Ce que disent vraiment les données des sous-vêtements

Les chercheurs proposent l’« indice sous-vêtement » comme outil facile à comprendre pour la science citoyenne et l’éducation. Il peut rendre visibles les écarts de décomposition et de fertilité des sols et sensibiliser à la protection des sols.

L’étude montre aussi les limites de la méthode: l’indice reflète davantage la fertilité et la disponibilité des nutriments que la santé globale du sol dans son sens écologique étendu. Le modèle statistique n’a pas pu expliquer toutes les différences dans la vitesse de décomposition.

Pourtant, l’ensemble des données recueillies dans différentes régions de Suisse est remarquable. Selon l’UZH, il constitue l’un des jeux de données les plus complets sur l’activité biologique des sols du pays et n’aurait pas été possible sans le soutien des bénévoles. Environ 240 scientifiques citoyens ont été mentionnés comme coauteurs de l’étude. En échange, ils ont reçu des retours sur leurs échantillons de sol, une aide à l’interprétation et des recommandations pour une gestion plus durable.

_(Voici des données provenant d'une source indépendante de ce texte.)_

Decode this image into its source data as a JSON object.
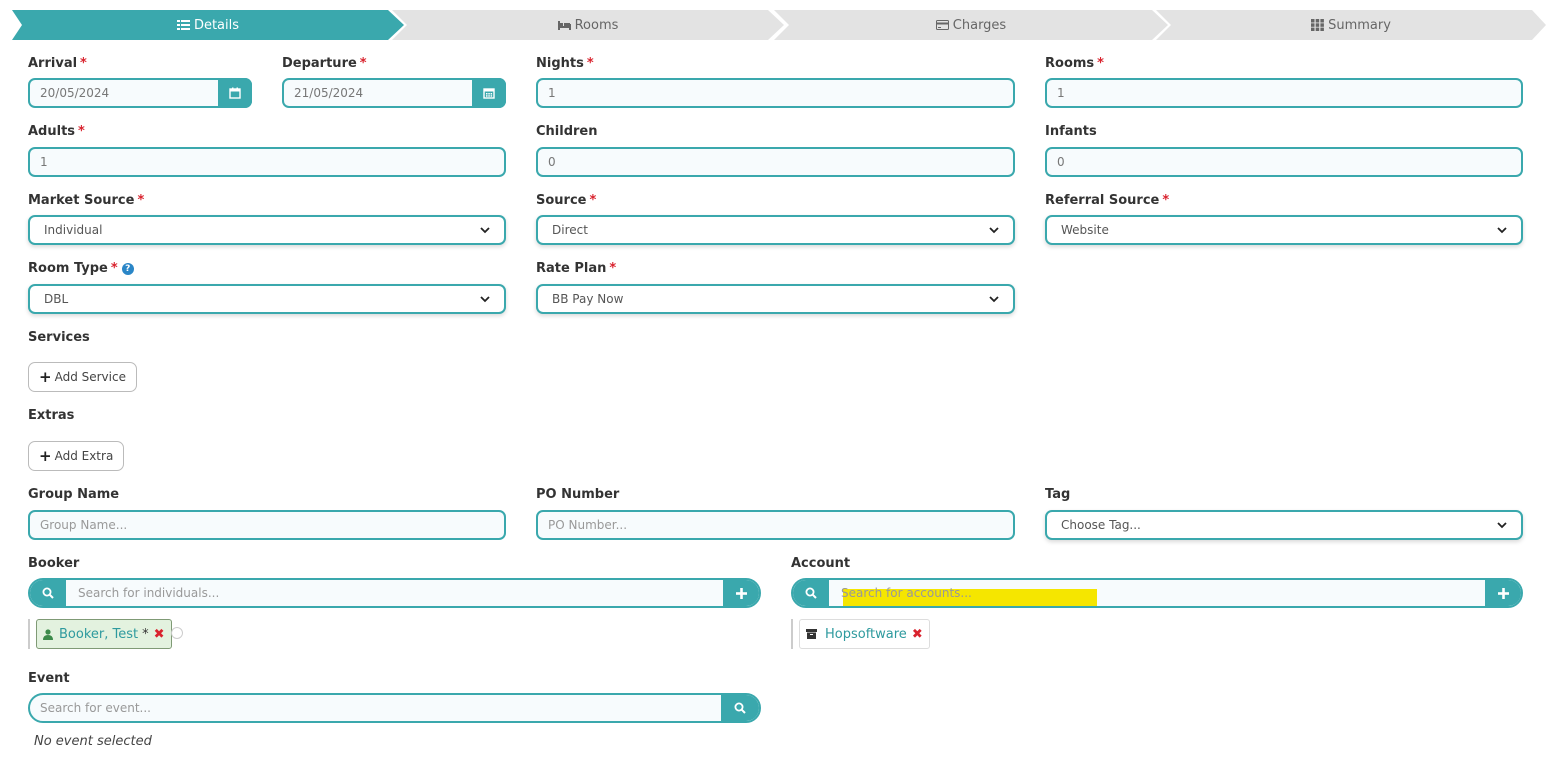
{
  "wizard": {
    "steps": [
      {
        "label": "Details",
        "icon": "list-icon",
        "active": true
      },
      {
        "label": "Rooms",
        "icon": "bed-icon",
        "active": false
      },
      {
        "label": "Charges",
        "icon": "credit-card-icon",
        "active": false
      },
      {
        "label": "Summary",
        "icon": "grid-icon",
        "active": false
      }
    ]
  },
  "form": {
    "arrival": {
      "label": "Arrival",
      "value": "20/05/2024",
      "required": "*"
    },
    "departure": {
      "label": "Departure",
      "value": "21/05/2024",
      "required": "*"
    },
    "nights": {
      "label": "Nights",
      "value": "1",
      "required": "*"
    },
    "rooms": {
      "label": "Rooms",
      "value": "1",
      "required": "*"
    },
    "adults": {
      "label": "Adults",
      "value": "1",
      "required": "*"
    },
    "children": {
      "label": "Children",
      "value": "0"
    },
    "infants": {
      "label": "Infants",
      "value": "0"
    },
    "market_source": {
      "label": "Market Source",
      "value": "Individual",
      "required": "*"
    },
    "source": {
      "label": "Source",
      "value": "Direct",
      "required": "*"
    },
    "referral_source": {
      "label": "Referral Source",
      "value": "Website",
      "required": "*"
    },
    "room_type": {
      "label": "Room Type",
      "value": "DBL",
      "required": "*",
      "help": "?"
    },
    "rate_plan": {
      "label": "Rate Plan",
      "value": "BB Pay Now",
      "required": "*"
    },
    "services": {
      "label": "Services",
      "button": "Add Service"
    },
    "extras": {
      "label": "Extras",
      "button": "Add Extra"
    },
    "group_name": {
      "label": "Group Name",
      "placeholder": "Group Name..."
    },
    "po_number": {
      "label": "PO Number",
      "placeholder": "PO Number..."
    },
    "tag": {
      "label": "Tag",
      "value": "Choose Tag..."
    },
    "booker": {
      "label": "Booker",
      "placeholder": "Search for individuals...",
      "chip": "Booker, Test",
      "chip_star": "*"
    },
    "account": {
      "label": "Account",
      "placeholder": "Search for accounts...",
      "chip": "Hopsoftware"
    },
    "event": {
      "label": "Event",
      "placeholder": "Search for event...",
      "none_text": "No event selected"
    }
  },
  "colors": {
    "accent": "#3aa8ad",
    "required": "#d9232e",
    "highlight": "#f5e600"
  }
}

Verwendete Quellen: Pressemitteilung Universität Zürich, Plants, People, Planet

Noé Valmont

Je m’intéresse aux produits que nous utilisons chaque jour, à leur composition et à leur impact réel sur la santé et l’environnement. Mon travail consiste à analyser ces éléments et à les rendre compréhensibles, sans détour. Je privilégie une approche simple et concrète : expliquer clairement, comparer efficacement et proposer des alternatives accessibles.